The Reserve Bank (RBNZ) Governor believes sky-high inflation is "on its way down".
It comes after the central bank raised the official cash rate (OCR) to its highest level in seven years on Wednesday - up 50 basis points to 3 percent - as it tries to tame inflation.
RBNZ Governor Adrian Orr told AM New Zealanders' spending remained "incredibly resilient" and supply could still not keep up - but there were indications of the pressure easing.
"People are still spending but we are seeing the initial signs of slowing," he said on Thursday. "You're seeing global inflation coming off… in part through energy and food prices.
"Beyond that, there are signs of slowing growth, labour resources becoming more available and inflation pressures easing."
Orr said the continued labour shortages around the world were the biggest surprise to the RBNZ.
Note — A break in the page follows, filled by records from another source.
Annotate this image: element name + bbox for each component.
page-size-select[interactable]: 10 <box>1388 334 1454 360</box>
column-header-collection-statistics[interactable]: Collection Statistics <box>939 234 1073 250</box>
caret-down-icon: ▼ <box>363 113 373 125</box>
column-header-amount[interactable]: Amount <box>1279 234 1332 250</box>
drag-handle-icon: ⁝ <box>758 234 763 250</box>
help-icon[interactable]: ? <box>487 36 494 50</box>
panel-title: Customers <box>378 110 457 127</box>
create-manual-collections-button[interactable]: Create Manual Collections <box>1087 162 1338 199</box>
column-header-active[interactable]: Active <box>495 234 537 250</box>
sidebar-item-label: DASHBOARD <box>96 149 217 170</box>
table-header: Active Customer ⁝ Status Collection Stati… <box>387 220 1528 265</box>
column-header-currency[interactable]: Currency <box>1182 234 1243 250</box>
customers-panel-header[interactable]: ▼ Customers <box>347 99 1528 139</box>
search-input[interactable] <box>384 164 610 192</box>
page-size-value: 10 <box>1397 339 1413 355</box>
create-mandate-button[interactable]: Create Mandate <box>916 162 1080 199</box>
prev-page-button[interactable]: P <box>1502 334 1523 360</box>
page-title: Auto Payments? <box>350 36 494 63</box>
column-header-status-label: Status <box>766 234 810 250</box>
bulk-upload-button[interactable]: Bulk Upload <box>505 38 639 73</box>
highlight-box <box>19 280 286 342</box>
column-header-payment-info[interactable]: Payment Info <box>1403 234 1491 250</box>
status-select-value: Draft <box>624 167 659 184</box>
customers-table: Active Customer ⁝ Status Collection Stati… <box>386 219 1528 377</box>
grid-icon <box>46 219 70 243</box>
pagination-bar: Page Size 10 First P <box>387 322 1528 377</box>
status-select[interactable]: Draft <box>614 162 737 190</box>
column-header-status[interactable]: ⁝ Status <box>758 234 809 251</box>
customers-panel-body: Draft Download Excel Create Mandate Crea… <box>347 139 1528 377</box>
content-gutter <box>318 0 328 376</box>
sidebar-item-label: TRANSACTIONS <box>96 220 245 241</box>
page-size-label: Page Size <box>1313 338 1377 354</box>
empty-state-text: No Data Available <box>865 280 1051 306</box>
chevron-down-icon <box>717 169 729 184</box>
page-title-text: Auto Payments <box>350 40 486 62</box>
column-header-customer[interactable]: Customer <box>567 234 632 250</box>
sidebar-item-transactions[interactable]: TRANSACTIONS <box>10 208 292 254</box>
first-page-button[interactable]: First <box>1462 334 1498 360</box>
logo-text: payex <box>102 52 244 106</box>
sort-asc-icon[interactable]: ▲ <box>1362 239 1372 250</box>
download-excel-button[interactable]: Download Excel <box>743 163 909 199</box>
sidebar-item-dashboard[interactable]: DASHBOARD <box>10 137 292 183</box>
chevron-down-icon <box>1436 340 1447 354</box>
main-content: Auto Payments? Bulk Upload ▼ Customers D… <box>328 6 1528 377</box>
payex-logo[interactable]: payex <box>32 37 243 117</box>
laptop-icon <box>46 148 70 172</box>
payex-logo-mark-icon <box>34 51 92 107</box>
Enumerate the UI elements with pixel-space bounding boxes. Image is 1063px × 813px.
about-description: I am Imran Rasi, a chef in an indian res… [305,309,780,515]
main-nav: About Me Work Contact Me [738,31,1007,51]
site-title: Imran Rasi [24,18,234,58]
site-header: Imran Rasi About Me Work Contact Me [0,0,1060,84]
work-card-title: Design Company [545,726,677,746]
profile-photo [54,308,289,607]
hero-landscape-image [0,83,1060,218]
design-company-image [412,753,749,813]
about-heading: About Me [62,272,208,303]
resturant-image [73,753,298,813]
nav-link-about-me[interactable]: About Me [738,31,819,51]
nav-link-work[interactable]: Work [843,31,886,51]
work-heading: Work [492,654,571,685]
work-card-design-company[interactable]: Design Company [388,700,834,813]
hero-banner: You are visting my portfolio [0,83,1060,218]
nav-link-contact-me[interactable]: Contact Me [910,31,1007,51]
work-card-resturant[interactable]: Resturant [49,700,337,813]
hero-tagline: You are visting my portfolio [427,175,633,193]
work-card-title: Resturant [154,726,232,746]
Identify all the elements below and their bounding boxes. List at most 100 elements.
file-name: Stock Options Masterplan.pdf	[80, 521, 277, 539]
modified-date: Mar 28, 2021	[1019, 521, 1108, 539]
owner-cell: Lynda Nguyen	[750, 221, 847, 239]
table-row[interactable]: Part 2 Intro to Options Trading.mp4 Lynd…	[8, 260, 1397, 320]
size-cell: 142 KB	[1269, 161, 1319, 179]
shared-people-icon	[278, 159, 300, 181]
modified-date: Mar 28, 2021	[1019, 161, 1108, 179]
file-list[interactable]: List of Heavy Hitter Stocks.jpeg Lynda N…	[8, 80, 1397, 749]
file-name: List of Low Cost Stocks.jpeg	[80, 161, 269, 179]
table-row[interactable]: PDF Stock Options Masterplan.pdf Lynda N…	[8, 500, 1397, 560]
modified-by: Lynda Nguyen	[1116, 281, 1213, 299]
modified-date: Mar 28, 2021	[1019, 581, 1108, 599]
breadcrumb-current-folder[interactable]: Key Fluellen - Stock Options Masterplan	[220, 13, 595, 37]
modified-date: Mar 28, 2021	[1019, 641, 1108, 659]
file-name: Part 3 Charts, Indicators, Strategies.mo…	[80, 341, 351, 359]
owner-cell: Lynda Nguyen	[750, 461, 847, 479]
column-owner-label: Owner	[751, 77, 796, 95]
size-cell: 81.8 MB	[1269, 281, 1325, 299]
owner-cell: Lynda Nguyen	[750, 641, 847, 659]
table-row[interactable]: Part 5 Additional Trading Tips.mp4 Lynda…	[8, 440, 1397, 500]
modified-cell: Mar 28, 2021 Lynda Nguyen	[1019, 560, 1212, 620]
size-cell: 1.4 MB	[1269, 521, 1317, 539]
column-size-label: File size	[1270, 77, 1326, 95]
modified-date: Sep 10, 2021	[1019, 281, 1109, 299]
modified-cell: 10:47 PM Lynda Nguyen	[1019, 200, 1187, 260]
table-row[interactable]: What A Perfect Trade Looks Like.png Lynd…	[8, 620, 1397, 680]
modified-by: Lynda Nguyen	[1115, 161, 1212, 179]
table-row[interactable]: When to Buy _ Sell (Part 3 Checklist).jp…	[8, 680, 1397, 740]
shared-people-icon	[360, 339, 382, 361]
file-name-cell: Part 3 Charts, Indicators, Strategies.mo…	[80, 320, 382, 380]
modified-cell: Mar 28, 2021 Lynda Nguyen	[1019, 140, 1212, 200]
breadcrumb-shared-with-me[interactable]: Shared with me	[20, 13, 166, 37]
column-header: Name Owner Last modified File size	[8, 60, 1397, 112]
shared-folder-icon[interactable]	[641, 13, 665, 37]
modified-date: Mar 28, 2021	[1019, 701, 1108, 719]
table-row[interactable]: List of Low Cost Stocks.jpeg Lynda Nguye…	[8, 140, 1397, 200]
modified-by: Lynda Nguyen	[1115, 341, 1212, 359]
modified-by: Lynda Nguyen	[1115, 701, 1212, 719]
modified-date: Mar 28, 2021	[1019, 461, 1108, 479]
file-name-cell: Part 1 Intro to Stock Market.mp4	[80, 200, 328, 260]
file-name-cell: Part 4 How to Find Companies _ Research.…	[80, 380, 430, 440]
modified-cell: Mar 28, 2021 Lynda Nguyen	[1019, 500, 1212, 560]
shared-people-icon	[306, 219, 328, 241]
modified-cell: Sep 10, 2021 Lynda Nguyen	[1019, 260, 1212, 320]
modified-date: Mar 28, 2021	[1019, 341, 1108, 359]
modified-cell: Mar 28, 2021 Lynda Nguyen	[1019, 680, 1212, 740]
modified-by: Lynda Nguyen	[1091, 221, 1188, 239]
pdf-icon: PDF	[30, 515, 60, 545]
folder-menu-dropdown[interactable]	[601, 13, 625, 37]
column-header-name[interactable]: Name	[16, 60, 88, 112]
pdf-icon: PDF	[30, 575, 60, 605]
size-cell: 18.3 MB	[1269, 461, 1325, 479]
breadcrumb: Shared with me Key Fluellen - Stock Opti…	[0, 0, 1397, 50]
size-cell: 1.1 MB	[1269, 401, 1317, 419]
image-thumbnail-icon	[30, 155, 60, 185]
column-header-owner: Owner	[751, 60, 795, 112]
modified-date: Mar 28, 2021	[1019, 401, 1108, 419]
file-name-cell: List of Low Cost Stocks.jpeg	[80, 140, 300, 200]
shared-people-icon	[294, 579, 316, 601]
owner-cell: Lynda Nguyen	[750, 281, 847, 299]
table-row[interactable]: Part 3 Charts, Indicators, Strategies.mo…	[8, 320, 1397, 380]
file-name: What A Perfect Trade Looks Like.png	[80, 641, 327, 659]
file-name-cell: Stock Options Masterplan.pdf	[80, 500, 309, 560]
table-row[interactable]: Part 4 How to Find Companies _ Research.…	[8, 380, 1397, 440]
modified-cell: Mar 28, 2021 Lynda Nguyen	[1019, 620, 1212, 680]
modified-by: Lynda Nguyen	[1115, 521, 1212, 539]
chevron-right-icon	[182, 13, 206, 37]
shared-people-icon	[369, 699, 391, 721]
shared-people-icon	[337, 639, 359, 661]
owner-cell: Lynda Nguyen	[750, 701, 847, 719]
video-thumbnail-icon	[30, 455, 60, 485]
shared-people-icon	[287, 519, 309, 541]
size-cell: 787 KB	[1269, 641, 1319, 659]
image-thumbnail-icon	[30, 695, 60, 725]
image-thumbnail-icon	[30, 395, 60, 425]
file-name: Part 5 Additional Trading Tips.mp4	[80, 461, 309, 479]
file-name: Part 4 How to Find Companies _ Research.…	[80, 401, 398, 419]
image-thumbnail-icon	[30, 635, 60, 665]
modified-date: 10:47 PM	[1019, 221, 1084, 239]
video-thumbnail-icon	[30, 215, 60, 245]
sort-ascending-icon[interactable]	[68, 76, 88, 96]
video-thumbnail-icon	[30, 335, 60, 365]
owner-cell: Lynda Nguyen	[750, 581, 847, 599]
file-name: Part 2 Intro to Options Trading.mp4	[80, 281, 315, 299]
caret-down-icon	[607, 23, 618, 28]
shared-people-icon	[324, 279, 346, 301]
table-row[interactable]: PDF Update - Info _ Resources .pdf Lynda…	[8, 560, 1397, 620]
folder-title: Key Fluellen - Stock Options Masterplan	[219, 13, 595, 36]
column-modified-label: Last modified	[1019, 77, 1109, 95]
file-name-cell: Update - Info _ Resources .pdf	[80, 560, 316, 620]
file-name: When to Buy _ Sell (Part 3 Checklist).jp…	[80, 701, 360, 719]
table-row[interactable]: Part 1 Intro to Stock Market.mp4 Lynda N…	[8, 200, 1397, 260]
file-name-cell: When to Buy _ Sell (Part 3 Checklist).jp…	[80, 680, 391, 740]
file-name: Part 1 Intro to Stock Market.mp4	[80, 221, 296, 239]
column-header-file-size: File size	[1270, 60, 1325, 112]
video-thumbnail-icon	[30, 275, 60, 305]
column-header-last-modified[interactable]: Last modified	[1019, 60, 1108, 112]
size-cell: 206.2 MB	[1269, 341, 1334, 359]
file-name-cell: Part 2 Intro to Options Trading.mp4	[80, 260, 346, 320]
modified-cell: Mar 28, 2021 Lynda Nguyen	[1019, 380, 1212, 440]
"I've never seen that happen internationally, simultaneously," he told AM host Melissa Chan-Green. "This has been a global economic shock - the first one internationally in 100 years around a pandemic.
"When you look at it, globally, New Zealand sits at the lower end of global inflation at the moment so while the Reserve Bank has had a role in inflation, it can't be the only role because we only deal with New Zealand's inflation rate.
"We're working our way through and I honestly believe inflation is on its way down and that the course of time will show that."
That was a view largely shared by Milford Asset Management investment analyst Katlyn Parker, although she noted New Zealand was still "miles off" the RBNZ's 1-3 percent inflation target range.
Inflation came in at 7.3 percent in the second quarter of this year.
"If you look at those forecasts altogether, it does paint a relatively optimistic scenario that things are going to, very nicely and slowly, come to a slow end versus an abrupt halt," Parker told AM.
But she said a future recession shouldn't be ruled out.
"Adrian Orr, he said himself that he doesn't foresee a recession but I wouldn't be putting my money on this 'Goldilocks scenario' actually eventuating," Parker said. "It's a very, very tough thing to engineer."
The OCR is now more than 10 times what it was in October.